When Justin got to the front of the line, a burly cop looked at his papers. "Says you're from Fredericksburg," he remarked.
"That's right," Justin said. "My mom and I are here to give Mr. Brooks a hand at his coin and stamp place. He's my uncle."
"Well, I've known Randolph a while. He's square clean through," the policeman said. In this alternate, that was a compliment. The officer fed Justin's identity card into a reader. Then he said, "Hold out your arm."
Justin did. The cop ran a blunt scraper across the skin of his forearm. Then he put the scraper into another window in the reader. The electronics inside compared the DNA from the few cells on the scraper to the data on the identity card. A light turned green. The reader spat out the card. "Everything okay?" Justin asked.
"You're you, all right." The policeman returned the card. "Go on, now. Enjoy your stay in Charleston."
"Thanks." Justin put the identity card in his wallet again. It was good enough to fool the locals, and the readings on it were from his own DNA. He hoped he didn't sound sarcastic, even if he felt that way. In the home timeline, you needed a search warrant to go after DNA information. Not here. Here, you could just go fishing. That wasn't the only way the Virginia State Police and the rest of the government kept people in line, either.
Not far past the police checkpoint was a newsstand.
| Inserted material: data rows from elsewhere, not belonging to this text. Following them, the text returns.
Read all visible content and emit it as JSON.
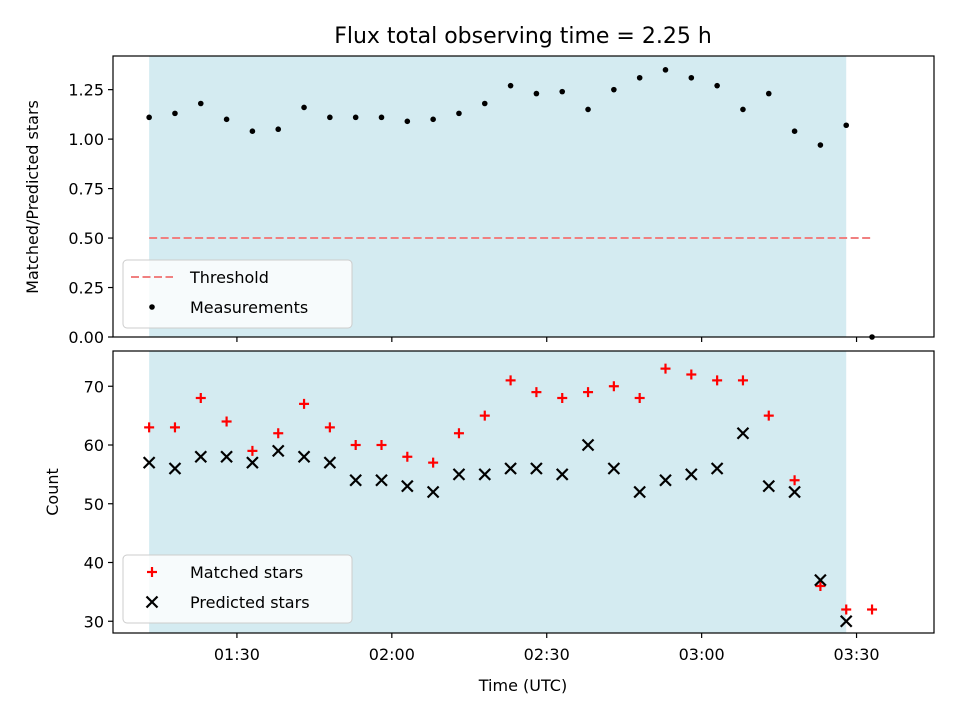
{
  "chart_data": [
    {
      "type": "scatter",
      "title": "Flux total observing time = 2.25 h",
      "ylabel": "Matched/Predicted stars",
      "xlabel": "",
      "ylim": [
        0,
        1.42
      ],
      "yticks": [
        "0.00",
        "0.25",
        "0.50",
        "0.75",
        "1.00",
        "1.25"
      ],
      "ytick_values": [
        0,
        0.25,
        0.5,
        0.75,
        1.0,
        1.25
      ],
      "xlim": [
        66,
        225
      ],
      "xticks": [
        "01:30",
        "02:00",
        "02:30",
        "03:00",
        "03:30"
      ],
      "xtick_values": [
        90,
        120,
        150,
        180,
        210
      ],
      "shaded_region": [
        73,
        208
      ],
      "shade_color": "#d4ebf1",
      "threshold": {
        "name": "Threshold",
        "value": 0.5,
        "x_range": [
          73,
          213
        ],
        "color": "#f08080"
      },
      "series": [
        {
          "name": "Measurements",
          "color": "#000000",
          "x": [
            73,
            78,
            83,
            88,
            93,
            98,
            103,
            108,
            113,
            118,
            123,
            128,
            133,
            138,
            143,
            148,
            153,
            158,
            163,
            168,
            173,
            178,
            183,
            188,
            193,
            198,
            203,
            208,
            213
          ],
          "y": [
            1.11,
            1.13,
            1.18,
            1.1,
            1.04,
            1.05,
            1.16,
            1.11,
            1.11,
            1.11,
            1.09,
            1.1,
            1.13,
            1.18,
            1.27,
            1.23,
            1.24,
            1.15,
            1.25,
            1.31,
            1.35,
            1.31,
            1.27,
            1.15,
            1.23,
            1.04,
            0.97,
            1.07,
            0.0
          ]
        }
      ]
    },
    {
      "type": "scatter",
      "title": "",
      "ylabel": "Count",
      "xlabel": "Time (UTC)",
      "ylim": [
        28,
        76
      ],
      "yticks": [
        "30",
        "40",
        "50",
        "60",
        "70"
      ],
      "ytick_values": [
        30,
        40,
        50,
        60,
        70
      ],
      "xlim": [
        66,
        225
      ],
      "xticks": [
        "01:30",
        "02:00",
        "02:30",
        "03:00",
        "03:30"
      ],
      "xtick_values": [
        90,
        120,
        150,
        180,
        210
      ],
      "shaded_region": [
        73,
        208
      ],
      "shade_color": "#d4ebf1",
      "series": [
        {
          "name": "Matched stars",
          "marker": "plus",
          "color": "#ff0000",
          "x": [
            73,
            78,
            83,
            88,
            93,
            98,
            103,
            108,
            113,
            118,
            123,
            128,
            133,
            138,
            143,
            148,
            153,
            158,
            163,
            168,
            173,
            178,
            183,
            188,
            193,
            198,
            203,
            208,
            213
          ],
          "y": [
            63,
            63,
            68,
            64,
            59,
            62,
            67,
            63,
            60,
            60,
            58,
            57,
            62,
            65,
            71,
            69,
            68,
            69,
            70,
            68,
            73,
            72,
            71,
            71,
            65,
            54,
            36,
            32,
            32
          ]
        },
        {
          "name": "Predicted stars",
          "marker": "x",
          "color": "#000000",
          "x": [
            73,
            78,
            83,
            88,
            93,
            98,
            103,
            108,
            113,
            118,
            123,
            128,
            133,
            138,
            143,
            148,
            153,
            158,
            163,
            168,
            173,
            178,
            183,
            188,
            193,
            198,
            203,
            208
          ],
          "y": [
            57,
            56,
            58,
            58,
            57,
            59,
            58,
            57,
            54,
            54,
            53,
            52,
            55,
            55,
            56,
            56,
            55,
            60,
            56,
            52,
            54,
            55,
            56,
            62,
            53,
            52,
            37,
            30
          ]
        }
      ]
    }
  ]
}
The headline on the Charleston Courier read OHIO BANDITS MUST BE STOPPED! Every paper in Virginia would carry a headline like that today. All the TV and radio newsmen would say the same thing. Qualified representatives of opposing groups . . . kept their mouths shut, or had their mouths shut for them.
Charleston was close enough to Ohio and the state of Boone—which was Kentucky and about half of Tennessee—to pick up TV and radio signals from them. But Virginia jammed those signals, and Ohio and Boone jammed the ones from Virginia. If not for cable systems (which didn't cross borders), most people would have had no TV or radio at all.
The Web was in the same sort of shape. There was no World Wide Web in this alternate. There were national Webs—mostly called state Webs on this side of the Atlantic. They didn't connect with one another, and local governments kept a much closer eye on them than in the home timeline. That was probably one reason why this alternate's technology had fallen behind the home timeline's.
But the Web, national, World Wide, or deep-fried, wasn't the first thing on Justin's mind. Getting out of the trap was. But he couldn't even talk about it when he got to the coin and stamp shop. Mr. Brooks was dickering with a local over a threepenny Virginia green from 1851, a rare and famous stamp in this alternate.
After going back and forth for twenty minutes, they settled on 550 pounds. The customer walked out with his tiny prize, a happy man.
Randolph Brooks looked happy, too. "That'll keep me eating for a while," he said.
"Sure," Justin said. Money here was a lot more complicated than in the home timeline. Virginia used pounds and shillings and pence, the old kind—twelve pence to a shilling, twenty shillings to a pound. In the home timeline, even Britain's money went decimal more than 120 years earlier.